Donor-Advised Contributions Increase Dramatically

Nothing motivates major donors faster that potential tax law changes. According to the National Philanthropic Trust, there has been a 72 percent hike in donor-advised contributions. Favorable market conditions and concern over changes to tax laws may be responsible for this dramatic shift.

Donor-advised funds are most likely to be held by high-net worth and ultra-high-net worth individuals. Fears of giving caps influenced major donors in 2016. What will happen in 2017? What type of tax policies will the new administration devise? Questions with answers waiting to be revealed.

It should be noted that the surge in donor-advised contributions did not translate to increased contributions from those funds to nonprofit organizations in 2016. Nonprofits actually saw a decrease in gifts from donor-advised funds. Organizations should find solace in the fact the money is there but the check has not been mailed. As tax-policies become law, 2017 will be an experimental year for giving practices.

Changing Business Climate Favors Philanthropy

(A new trend in pre-IPO charity could be a game changer)

This year, Key Elements Group LLC looked at a new style of corporate culture sweeping the business world that may change how we define for- and non-profit organizations.

Kickstarter – the popular crowdfunding website that has catapulted to world renown over the past five years – announced in September that it was registering as a “Public Benefit Corporation,” a unique and relatively new category of business charter that requires companies to allocate large percentages of their profits to support social causes and to adhere to pro-social standards of business, including rigorous environmental standards.

The company’s CEOs follow the footsteps of institutions including Patagonia and Rasmussen Colleges, which trailblazed the field of Public Benefit Corporations. B-Lab, an independent third-party organization based outside of Philadelphia, PA, has helped set standards for these next-gen businesses dedicated to the pursuit of the social good.

As research emerges showing the philanthropic spirit of millennials and their desire to contribute their skills and work time to the public good, it has become increasingly evident that philanthropy in the workplace is taking on greater importance.

A recent development further confirms this trend. Venture capital companies – long reluctant to embrace philanthropy in the nascent stages of business development – are now directing funds pre-Initial Public Offering (IPO) to philanthropic and nonprofit initiatives. In what may be a first for businesses of its kind, venture-capital firm Fyrfly announced that it would start a foundation.

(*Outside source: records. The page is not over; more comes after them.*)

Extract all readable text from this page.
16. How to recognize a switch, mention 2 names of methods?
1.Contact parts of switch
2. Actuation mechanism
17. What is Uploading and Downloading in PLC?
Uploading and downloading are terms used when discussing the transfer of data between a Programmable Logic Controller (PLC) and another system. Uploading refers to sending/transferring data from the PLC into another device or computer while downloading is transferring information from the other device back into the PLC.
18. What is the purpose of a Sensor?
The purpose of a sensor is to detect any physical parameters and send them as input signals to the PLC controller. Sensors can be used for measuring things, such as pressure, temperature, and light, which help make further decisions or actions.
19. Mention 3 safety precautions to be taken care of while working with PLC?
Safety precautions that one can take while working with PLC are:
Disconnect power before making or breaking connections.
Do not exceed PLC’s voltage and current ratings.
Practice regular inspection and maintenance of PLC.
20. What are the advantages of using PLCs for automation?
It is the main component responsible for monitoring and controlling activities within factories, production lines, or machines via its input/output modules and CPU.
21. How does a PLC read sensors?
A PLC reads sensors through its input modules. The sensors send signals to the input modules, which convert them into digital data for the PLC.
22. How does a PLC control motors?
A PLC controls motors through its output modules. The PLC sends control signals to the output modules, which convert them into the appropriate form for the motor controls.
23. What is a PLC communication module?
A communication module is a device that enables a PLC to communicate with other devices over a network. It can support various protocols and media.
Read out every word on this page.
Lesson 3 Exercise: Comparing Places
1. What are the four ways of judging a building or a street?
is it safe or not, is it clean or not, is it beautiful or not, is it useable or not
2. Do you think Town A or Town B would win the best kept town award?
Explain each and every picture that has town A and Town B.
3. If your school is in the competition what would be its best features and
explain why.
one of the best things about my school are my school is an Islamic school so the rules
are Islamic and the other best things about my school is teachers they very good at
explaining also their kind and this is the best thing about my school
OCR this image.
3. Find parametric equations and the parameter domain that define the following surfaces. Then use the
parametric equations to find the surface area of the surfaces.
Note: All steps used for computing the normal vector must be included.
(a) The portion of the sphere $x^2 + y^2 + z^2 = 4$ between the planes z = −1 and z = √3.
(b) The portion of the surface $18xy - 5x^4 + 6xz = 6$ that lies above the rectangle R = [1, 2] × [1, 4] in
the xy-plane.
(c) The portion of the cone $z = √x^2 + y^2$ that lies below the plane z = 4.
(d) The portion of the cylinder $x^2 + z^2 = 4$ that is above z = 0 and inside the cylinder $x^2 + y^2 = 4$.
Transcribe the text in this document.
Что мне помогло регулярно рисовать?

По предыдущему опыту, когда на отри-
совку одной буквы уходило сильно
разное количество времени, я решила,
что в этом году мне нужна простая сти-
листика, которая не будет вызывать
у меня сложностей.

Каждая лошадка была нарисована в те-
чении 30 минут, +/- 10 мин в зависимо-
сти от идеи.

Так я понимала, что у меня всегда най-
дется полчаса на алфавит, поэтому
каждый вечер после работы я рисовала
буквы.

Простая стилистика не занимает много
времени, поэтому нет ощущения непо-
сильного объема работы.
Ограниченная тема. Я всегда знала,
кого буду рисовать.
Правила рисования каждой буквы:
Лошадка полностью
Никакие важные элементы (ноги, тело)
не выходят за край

On its website, the company acknowledges the unique landscape facing business leaders going into 2016, as well as the pro-social spirit guiding millennial employees:

Corporate philanthropy is not an outlandish concept anymore. The Millennial generation has brought about a shift in economic values. They buy from brands they respect; they want to work for companies that put people over profit; they think deeply about the ethical ramifications of their lifestyle choices. Millennials are reshaping the purpose and responsibilities of corporations.

This is bold language for a budding firm, yet – in this day and age – it may give the company a competitive advantage. Millennial talent will go toward institutions that reflect and foster their values and passions. Furthermore, costumers increasingly care about the impact their spending has on the world. If businesses position themselves as social good leaders from the get-go, consumers will place greater trust in their brand identity. By diving headfirst into philanthropy pre-IPO, soon-to-be successful businesses may very well set the new standard for how companies are organized.

And, if Fyrfly’s move becomes the new normal, the potential effects on philanthropy are gargantuan. The foundation commitment will only pay off if the venture firm succeeds, but the windfall could herald unseen amounts of money going toward nonprofit groups. In the first three-quarters of 2015, venture capital amounted to $47.2 billion. In a business climate in which vast quantities of these funds are allocated for the social good, just a small portion of these monies would make a profound impact on the resource pool available for philanthropic organizations.

These are exciting times for both nonprofits and private companies in which it is never too early to give back. Now, it’s also never too early to start forging relationships that will lead to mutual success in the long-run.